Diese drei Gewohnheiten helfen uns, aus unseren Echokammern herauszutreten. Wir beginnen die Mauern zu sehen, die wir aufgerichtet haben, nehmen einige Backsteine herunter, sind präsent. So können heilige Begegnungen entstehen. Die drei Gewohnheiten sind für die meisten nichts Neues. Man benötigt sie, um Beziehungen aufzubauen und Vertrauen zu schaffen. Doch als Gesellschaft haben wir es vernachlässigt, sie wirklich zu leben, was zu mehr Spaltungen bei immer mehr Themen geführt hat.

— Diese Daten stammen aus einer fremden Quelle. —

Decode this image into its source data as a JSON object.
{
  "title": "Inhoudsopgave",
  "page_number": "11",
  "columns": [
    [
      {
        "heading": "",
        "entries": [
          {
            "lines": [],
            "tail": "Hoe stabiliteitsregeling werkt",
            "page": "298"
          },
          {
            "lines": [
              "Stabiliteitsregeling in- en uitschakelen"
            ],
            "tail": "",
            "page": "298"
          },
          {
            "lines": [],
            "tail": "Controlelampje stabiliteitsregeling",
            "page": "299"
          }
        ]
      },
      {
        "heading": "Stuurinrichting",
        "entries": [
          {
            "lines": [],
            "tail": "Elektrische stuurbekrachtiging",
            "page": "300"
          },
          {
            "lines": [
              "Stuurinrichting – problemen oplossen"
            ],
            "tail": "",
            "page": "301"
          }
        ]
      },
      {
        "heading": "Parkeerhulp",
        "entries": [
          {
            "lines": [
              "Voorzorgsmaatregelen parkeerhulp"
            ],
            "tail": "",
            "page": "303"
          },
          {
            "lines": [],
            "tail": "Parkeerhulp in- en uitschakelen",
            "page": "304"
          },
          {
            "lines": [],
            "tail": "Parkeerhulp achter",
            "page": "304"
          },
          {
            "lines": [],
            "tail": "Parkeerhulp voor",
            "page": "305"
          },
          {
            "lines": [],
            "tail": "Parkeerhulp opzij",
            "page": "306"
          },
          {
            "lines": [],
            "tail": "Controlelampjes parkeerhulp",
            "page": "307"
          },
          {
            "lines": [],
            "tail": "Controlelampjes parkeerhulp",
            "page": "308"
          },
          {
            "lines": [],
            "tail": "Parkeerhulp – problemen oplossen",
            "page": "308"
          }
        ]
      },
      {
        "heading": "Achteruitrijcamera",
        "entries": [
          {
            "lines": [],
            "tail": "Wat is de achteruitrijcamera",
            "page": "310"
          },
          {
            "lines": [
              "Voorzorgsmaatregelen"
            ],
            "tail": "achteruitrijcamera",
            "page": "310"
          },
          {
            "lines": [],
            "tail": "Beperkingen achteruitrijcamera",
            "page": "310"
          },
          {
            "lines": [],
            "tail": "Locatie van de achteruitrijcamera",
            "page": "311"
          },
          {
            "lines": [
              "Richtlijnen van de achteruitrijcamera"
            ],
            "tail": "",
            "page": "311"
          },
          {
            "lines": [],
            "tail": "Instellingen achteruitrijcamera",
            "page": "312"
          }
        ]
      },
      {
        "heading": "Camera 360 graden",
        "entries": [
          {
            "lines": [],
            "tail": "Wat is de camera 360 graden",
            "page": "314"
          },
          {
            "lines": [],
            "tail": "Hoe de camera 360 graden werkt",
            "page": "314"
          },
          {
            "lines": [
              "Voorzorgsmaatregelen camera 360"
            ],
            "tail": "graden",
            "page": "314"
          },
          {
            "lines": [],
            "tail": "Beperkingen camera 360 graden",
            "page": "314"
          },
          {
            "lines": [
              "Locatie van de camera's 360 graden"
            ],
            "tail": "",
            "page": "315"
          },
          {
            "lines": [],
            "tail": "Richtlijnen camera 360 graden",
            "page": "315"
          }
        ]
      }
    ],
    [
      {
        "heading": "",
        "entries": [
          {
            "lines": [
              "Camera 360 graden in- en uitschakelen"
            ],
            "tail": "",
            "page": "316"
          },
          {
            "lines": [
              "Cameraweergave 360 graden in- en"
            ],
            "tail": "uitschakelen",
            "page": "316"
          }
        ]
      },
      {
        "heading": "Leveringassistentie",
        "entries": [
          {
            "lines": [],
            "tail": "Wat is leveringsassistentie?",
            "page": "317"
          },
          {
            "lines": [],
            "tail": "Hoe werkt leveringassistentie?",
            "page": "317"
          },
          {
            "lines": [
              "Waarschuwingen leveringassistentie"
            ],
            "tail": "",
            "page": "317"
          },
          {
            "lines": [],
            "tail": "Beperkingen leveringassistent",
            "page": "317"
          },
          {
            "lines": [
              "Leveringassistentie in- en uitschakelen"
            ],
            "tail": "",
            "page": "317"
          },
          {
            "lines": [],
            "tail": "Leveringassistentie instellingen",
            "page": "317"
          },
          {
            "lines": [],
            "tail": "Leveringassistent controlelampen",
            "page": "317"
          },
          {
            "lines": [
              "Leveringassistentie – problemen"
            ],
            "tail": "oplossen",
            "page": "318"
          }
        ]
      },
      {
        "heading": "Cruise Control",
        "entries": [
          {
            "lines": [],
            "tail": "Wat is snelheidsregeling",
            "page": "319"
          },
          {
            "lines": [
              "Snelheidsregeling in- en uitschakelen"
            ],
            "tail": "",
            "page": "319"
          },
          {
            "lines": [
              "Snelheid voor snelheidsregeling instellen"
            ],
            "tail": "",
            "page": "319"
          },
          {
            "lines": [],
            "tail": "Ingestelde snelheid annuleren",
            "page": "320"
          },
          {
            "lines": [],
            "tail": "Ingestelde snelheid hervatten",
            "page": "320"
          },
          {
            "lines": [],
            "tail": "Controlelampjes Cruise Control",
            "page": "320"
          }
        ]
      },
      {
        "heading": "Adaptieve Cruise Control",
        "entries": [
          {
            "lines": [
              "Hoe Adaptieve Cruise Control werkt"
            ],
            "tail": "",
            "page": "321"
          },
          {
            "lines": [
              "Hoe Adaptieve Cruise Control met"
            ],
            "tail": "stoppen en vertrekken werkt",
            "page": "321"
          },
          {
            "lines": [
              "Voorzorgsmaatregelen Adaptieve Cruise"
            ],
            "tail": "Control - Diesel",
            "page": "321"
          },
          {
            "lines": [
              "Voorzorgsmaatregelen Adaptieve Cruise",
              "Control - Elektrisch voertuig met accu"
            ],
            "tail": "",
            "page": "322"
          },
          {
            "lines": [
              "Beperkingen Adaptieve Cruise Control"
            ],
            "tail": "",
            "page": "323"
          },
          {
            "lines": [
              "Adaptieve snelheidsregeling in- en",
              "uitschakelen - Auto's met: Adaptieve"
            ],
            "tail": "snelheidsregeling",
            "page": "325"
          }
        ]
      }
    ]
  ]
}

Für wen ist der Kurs gedacht?
Dieser Kurs ist für alle, die Beziehungen aufbauen und Vertrauen innerhalb Ihrer Gemeinschaft stärken wollen und täglich bewusst mit Menschen in Kontakt treten möchten. Zudem richtet er sich an Menschen, die verstärkt Gastfreundschaft üben und eine Kultur der Offenheit prägen wollen. Und er ist eine Hilfe für alle, die eine Kultur des Friedens fördern möchten, mehr darüber erfahren wollen, wie Sie im Alltag Frieden fördern können, sich herausfordernden Fragen stellen wollen, die Ihre bisherigen Haltungen und Ihr bisheriges Verhalten ziemlich fordern könnten.
Interview:
Marcus Weiand, Dozent am Bildungszentrum Bienenberg, Berater und Leiter des Instituts ComPax tätig und freiberuflicher Coach und Mediator
Dieser Artikel wurde zuerst im Magazin des Bildungszentrums Bienenberg veröffentlicht. Für menno.ch wurde er leicht überarbeitet.